One hundred and thirty-six countries, covering 83% of global carbon emissions, have committed to net-zero greenhouse gas emission targets in the coming decades, including almost all OECD countries. As the OECD International Programme for Action on Climate (IPAC) has stated, climate risks will only be significantly reduced if net-zero carbon emissions in 2050 are reached. The challenge is turning country commitments and ambitions into actual outcomes and pathways to carbon neutrality.

This report aims to help policy makers fill the gap between targets and required actions in sectors where reaching climate neutrality will be particularly challenging. It goes further by identifying which specific regions will be most affected by the transformations needed in these sectors, including through the prism of socio-economic impacts and related infrastructure needs.

Taking climate action to the regions can help us gain the momentum we need and make the transition just. Many subnational governments and cities have set more ambitious targets than their national governments, highlighting how important they are to scale up action.

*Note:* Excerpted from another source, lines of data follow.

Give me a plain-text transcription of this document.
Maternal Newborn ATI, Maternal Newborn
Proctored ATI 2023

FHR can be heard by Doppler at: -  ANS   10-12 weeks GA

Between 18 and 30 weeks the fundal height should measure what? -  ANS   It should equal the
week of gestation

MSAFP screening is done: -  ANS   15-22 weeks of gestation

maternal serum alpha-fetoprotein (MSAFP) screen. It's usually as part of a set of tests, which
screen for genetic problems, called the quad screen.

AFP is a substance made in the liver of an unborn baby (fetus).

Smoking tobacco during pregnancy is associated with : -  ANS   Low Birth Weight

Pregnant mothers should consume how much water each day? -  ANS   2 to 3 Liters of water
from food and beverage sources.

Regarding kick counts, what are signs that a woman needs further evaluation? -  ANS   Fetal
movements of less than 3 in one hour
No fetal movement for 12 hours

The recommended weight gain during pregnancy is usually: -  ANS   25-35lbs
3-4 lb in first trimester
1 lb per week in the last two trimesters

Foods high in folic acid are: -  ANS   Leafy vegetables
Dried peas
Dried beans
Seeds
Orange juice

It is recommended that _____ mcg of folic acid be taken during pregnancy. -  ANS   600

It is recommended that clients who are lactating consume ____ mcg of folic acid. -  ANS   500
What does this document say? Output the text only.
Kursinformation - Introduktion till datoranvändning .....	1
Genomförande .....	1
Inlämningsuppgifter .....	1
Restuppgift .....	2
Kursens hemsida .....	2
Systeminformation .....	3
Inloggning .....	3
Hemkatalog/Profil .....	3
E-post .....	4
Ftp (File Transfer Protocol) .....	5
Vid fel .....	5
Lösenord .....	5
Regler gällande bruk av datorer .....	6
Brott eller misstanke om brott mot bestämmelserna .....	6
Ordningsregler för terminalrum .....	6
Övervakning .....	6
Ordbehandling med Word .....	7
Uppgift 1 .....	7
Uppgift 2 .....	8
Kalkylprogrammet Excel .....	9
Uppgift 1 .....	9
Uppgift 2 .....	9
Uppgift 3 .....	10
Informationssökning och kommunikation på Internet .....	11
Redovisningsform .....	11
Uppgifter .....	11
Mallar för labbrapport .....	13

Emissions are often concentrated in some regions. As the OECD Regional Outlook 2021 showed, in most OECD countries, industrial emissions per capita in a few large subnational regions are a high multiple of the national average.

The impact on jobs also differs strongly. The share of jobs in sectors at risk of job loss is twice the national average or more in large subnational regions.

The socio-economic context also differs across regions. Some are better able to undertake needed transformations and deal with them than others, for example because their firms are more technologically advanced or their workers better trained.

This report presents data analysis on all of these dimensions for European regions, reflecting the availability of consistent data for European Union (EU) countries, including from the EU’s emission trading system.